Der "Brennerbeserlschluf", das ist der Dreh- und Angelpunkt damals gewesen. Hätte ich den ein Jahr vorher nicht gefunden und mich als erster da hinunter gezwungen und gepreßt, dann wäre die Halle sicherlich einnes Tages auch entdeckt worden, schließlich hat sie ja schon lange existiert, aber kein Mensch wußte damals davon. Oder? Kaum glaublich und vollkommen überraschend war ja, daß ich am Ende der unangenehmen Engstelle, die vor mir niemand bezwungen haben kann, weil ich erst einmal mit dem Kopf nach unten und den Beinen nach oben einige Felsblöcke wegrücken mußte, bevor ich durchkam, ein hölzernes Brennerbeserl fand. Die junge Generation kennt ja so etwas heute überhaupt nicht mehr. Heute dreht man seine Scurion an und schon ist für viele Stunden zuverlässig Licht da. Damals lief man mit Karbidlampen herum und wenn die Düse verdreckt war, dann wurde sie mit ein dünnen Stahldraht ausgeputzt, der in einer Holzhalterung zusammen mit vielen anderen steckte. Wir haben diese Ikone liegengelassen, aber eines Tages, als der Run auf die Höhle einsetzte, war sie plötzlich weg, vermutlich einfach weggewischt, vielleicht auch "hinausgesäubert". 

Die Details des Tages der Entdeckung des Zugangs am 30. Juli 1982 stehen in meinen schriftlichen Bericht im SCHLAZ 32. Erst hatte ich die Portalreihe gefunden, dann am hintersten Ende eine kleine bewetterte Höhlenöffnung. Mein Solovorstoß dauerte nur solange, wie ich es vor meinem Gewissen verantworten konnte. Dann holte ich ja Wilfried Lorenz und Lothar Kammerloher hinzu und gemeinsam drangen wir tiefer in den Berg ein. Besonders wichtig wurde das Erreichen des Schneekegels am Fuße des Raum, der heute "Königsschacht" heißt. Neben ihm tat sich ein schwarzes Loch auf, das in die Tiefe führte - ins Unbekannte. 
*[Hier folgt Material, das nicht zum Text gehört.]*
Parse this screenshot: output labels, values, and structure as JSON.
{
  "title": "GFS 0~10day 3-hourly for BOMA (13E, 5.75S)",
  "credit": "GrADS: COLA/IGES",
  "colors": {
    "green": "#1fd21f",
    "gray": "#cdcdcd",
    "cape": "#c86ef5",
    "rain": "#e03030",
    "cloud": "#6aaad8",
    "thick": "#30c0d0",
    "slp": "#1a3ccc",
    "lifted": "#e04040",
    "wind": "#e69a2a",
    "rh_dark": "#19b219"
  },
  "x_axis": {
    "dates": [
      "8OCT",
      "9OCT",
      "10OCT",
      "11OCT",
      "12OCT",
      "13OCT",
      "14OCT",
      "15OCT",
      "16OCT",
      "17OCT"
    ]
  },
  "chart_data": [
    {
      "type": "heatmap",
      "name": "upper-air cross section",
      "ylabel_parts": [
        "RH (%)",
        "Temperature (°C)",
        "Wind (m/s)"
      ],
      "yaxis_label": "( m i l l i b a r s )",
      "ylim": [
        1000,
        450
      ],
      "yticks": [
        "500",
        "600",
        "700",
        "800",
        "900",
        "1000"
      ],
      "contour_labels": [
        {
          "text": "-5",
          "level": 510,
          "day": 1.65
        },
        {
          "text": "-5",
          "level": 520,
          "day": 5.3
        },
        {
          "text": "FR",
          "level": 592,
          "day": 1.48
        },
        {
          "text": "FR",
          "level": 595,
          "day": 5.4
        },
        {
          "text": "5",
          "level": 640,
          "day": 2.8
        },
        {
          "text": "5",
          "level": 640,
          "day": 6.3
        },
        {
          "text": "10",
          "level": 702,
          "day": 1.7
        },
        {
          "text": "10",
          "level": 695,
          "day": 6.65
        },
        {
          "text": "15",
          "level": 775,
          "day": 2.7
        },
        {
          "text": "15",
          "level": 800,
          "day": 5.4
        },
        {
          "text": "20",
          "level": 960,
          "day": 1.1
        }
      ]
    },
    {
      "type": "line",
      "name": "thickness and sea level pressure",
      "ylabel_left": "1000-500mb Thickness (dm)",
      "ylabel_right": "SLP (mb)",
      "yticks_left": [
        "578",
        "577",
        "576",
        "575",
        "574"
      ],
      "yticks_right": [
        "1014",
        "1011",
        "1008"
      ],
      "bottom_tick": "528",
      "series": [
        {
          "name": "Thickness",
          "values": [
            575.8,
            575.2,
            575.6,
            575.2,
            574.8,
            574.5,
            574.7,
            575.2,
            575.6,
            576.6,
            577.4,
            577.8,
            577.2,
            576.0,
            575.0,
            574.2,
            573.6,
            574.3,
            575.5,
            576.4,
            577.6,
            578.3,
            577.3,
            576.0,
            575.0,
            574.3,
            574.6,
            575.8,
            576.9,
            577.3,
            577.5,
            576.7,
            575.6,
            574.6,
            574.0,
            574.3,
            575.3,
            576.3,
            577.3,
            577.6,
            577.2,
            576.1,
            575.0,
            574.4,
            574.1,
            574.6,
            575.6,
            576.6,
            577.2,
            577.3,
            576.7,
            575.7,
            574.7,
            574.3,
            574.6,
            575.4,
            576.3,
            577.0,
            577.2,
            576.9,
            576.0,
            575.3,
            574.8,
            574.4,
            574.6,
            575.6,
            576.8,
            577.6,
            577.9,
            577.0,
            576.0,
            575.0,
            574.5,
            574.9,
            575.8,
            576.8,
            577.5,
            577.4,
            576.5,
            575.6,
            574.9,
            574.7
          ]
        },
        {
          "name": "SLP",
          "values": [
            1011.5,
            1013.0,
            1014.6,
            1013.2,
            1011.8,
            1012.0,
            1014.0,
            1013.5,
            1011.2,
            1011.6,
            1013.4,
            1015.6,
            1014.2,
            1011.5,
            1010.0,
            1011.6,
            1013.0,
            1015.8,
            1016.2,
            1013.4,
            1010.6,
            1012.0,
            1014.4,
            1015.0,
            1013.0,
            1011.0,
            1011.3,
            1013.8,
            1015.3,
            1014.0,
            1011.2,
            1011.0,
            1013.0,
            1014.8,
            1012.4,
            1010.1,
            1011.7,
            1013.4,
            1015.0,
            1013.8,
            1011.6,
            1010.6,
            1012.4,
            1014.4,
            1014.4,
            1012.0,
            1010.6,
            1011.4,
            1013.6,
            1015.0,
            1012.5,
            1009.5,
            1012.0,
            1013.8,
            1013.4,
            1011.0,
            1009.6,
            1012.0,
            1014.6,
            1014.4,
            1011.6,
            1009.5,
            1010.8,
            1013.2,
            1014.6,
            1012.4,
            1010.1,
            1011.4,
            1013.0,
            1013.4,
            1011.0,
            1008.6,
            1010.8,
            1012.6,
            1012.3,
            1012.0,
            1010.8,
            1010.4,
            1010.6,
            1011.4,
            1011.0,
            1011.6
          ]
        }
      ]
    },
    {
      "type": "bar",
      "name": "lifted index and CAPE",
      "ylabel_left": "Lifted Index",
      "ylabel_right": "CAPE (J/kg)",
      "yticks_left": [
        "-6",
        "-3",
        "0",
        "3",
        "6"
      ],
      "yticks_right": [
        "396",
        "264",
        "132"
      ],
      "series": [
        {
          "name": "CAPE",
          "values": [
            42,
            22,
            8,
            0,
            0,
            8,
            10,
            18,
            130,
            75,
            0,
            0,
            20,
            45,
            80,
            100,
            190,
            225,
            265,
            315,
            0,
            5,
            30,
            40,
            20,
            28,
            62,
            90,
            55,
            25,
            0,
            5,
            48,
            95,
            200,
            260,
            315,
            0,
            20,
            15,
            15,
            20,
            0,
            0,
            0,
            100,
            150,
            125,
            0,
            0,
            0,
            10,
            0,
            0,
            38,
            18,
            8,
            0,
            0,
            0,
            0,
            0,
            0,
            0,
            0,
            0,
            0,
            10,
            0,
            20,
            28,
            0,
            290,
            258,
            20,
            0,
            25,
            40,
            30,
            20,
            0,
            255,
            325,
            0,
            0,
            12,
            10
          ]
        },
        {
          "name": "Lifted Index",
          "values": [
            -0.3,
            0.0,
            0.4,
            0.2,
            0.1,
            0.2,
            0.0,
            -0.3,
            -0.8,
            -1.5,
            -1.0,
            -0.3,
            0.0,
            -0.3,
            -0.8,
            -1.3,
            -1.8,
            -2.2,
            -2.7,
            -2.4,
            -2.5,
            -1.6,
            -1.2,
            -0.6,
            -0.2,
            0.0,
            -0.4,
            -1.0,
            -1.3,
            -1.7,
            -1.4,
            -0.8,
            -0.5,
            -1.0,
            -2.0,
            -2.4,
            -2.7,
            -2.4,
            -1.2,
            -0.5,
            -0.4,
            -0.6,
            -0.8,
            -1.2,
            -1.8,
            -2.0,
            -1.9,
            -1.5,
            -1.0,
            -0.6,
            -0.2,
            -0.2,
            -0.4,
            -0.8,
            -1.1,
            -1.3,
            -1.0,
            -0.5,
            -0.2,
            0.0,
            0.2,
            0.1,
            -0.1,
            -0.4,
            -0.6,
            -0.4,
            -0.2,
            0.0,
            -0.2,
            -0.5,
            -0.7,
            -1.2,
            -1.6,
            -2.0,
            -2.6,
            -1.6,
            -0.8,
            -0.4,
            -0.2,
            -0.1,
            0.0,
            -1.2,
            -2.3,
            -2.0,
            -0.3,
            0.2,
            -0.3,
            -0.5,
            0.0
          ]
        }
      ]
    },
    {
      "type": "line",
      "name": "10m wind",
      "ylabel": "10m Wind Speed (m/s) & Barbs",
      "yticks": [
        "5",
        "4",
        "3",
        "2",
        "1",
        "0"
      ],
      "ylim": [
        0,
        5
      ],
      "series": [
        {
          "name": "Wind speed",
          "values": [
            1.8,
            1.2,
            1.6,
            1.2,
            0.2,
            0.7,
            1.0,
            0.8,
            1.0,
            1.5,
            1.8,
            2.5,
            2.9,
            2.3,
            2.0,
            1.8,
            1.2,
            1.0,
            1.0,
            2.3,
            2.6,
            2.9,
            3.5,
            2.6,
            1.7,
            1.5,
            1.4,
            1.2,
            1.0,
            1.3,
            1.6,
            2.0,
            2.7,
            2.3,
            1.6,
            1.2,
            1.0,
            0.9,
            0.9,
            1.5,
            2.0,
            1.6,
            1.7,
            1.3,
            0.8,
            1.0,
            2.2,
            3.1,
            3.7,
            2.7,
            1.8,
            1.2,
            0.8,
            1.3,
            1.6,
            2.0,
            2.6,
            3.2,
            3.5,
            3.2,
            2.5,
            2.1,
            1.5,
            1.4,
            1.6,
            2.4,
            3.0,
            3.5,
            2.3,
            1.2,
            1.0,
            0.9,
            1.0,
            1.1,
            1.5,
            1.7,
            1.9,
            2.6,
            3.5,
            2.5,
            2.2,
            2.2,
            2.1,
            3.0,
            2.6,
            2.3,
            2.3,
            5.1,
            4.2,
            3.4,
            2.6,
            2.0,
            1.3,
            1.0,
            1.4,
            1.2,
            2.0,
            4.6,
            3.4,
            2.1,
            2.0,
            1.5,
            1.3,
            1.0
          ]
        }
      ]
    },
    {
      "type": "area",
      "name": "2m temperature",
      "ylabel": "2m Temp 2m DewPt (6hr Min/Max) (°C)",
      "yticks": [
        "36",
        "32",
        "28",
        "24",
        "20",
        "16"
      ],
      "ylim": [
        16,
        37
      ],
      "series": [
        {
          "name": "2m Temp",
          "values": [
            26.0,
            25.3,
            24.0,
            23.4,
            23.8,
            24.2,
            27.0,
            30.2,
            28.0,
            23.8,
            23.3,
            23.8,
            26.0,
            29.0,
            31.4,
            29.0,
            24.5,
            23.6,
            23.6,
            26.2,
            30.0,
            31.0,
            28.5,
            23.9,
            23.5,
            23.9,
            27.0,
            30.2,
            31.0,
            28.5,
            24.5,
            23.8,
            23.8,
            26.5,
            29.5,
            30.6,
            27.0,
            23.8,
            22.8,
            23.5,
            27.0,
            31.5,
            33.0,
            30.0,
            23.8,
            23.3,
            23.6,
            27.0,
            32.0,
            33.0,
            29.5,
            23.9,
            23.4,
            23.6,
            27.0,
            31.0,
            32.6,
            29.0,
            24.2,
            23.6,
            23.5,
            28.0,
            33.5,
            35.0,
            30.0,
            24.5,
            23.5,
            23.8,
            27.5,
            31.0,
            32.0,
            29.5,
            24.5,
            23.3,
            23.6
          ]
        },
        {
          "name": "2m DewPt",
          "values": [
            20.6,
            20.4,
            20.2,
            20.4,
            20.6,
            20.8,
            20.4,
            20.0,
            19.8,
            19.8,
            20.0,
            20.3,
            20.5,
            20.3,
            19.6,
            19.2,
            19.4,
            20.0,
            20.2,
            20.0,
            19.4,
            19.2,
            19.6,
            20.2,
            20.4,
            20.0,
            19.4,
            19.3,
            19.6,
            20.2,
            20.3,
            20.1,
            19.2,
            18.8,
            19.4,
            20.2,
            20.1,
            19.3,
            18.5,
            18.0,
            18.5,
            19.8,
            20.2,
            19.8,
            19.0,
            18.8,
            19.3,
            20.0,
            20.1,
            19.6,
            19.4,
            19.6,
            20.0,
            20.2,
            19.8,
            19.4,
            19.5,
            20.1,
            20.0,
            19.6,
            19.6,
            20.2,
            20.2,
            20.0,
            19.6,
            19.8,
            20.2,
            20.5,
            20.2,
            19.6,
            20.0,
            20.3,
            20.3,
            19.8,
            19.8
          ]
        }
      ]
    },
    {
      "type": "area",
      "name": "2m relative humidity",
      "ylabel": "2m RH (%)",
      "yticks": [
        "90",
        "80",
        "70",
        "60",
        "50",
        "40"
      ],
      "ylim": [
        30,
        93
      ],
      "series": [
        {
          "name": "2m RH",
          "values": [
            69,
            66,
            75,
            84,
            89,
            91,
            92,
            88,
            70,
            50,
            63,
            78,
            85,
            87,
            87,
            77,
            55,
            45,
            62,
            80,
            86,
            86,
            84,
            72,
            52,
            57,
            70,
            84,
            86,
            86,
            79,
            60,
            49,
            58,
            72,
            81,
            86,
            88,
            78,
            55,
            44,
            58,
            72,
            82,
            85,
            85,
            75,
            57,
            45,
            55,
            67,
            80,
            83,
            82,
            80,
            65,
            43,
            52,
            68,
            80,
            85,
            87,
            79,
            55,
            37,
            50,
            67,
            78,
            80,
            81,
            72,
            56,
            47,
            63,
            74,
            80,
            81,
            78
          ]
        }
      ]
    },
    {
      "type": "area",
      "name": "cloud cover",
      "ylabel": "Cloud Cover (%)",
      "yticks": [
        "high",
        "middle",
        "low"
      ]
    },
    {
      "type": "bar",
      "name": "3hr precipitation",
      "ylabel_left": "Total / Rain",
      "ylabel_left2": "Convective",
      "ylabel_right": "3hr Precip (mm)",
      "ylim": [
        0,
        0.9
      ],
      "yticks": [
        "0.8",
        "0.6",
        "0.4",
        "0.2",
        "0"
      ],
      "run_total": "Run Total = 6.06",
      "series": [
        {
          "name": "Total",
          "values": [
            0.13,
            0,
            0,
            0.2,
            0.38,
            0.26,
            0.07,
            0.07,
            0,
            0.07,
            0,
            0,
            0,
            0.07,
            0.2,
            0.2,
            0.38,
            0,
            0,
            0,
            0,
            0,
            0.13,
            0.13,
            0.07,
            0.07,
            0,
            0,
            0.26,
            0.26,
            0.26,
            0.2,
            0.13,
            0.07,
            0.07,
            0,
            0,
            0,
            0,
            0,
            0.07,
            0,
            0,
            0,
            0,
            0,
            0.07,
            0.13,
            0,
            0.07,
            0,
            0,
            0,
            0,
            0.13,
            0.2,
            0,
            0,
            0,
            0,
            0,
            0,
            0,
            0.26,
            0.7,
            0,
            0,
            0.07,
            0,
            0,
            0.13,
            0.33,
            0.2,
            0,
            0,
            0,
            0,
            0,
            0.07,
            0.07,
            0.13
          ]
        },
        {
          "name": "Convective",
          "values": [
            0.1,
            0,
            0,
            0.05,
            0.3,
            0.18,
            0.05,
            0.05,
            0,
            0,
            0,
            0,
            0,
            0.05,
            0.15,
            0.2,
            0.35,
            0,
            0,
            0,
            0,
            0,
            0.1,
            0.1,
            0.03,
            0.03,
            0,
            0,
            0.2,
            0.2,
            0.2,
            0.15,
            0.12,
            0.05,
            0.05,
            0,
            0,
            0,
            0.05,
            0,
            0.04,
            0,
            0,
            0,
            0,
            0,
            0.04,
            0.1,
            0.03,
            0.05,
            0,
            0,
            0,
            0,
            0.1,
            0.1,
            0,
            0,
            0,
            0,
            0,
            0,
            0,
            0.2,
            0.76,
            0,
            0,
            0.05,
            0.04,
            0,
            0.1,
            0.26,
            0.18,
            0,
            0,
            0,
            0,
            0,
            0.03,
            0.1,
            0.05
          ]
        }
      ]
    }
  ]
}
Ein Jahr später waren wir wieder da und machten unsere große Entdeckung - die Entdeckung unseres Lebens.

Viel ist seither passiert. Mehrmals wurde die Halle inzwischen kartographiert, durch intensive Forschungen wurde auch eine Verbindung zum übrigen System der Schwarzmooskogelhöhle gefunden, es gab auch schon einen glücklich verlaufenden Höhlenunfall, aber am wichtigsten ist wohl die ästhetische Qualität des Raums. Die Photos aus der Höhle sind um die ganze Welt gegangen und immer wieder taucht der Name als Bildunterschrift irgendwo auf. Mancher übertreibt für mein Dafürhalten auch schon. Was tut z.B. ein weißes Kleid da drinnen, um sich damit ablichten zu lassen? Schlittschuhe, mit denen man auf der kleinen horizontalen Eisfläche herumtanzt? Für mich ist das einfach "too much".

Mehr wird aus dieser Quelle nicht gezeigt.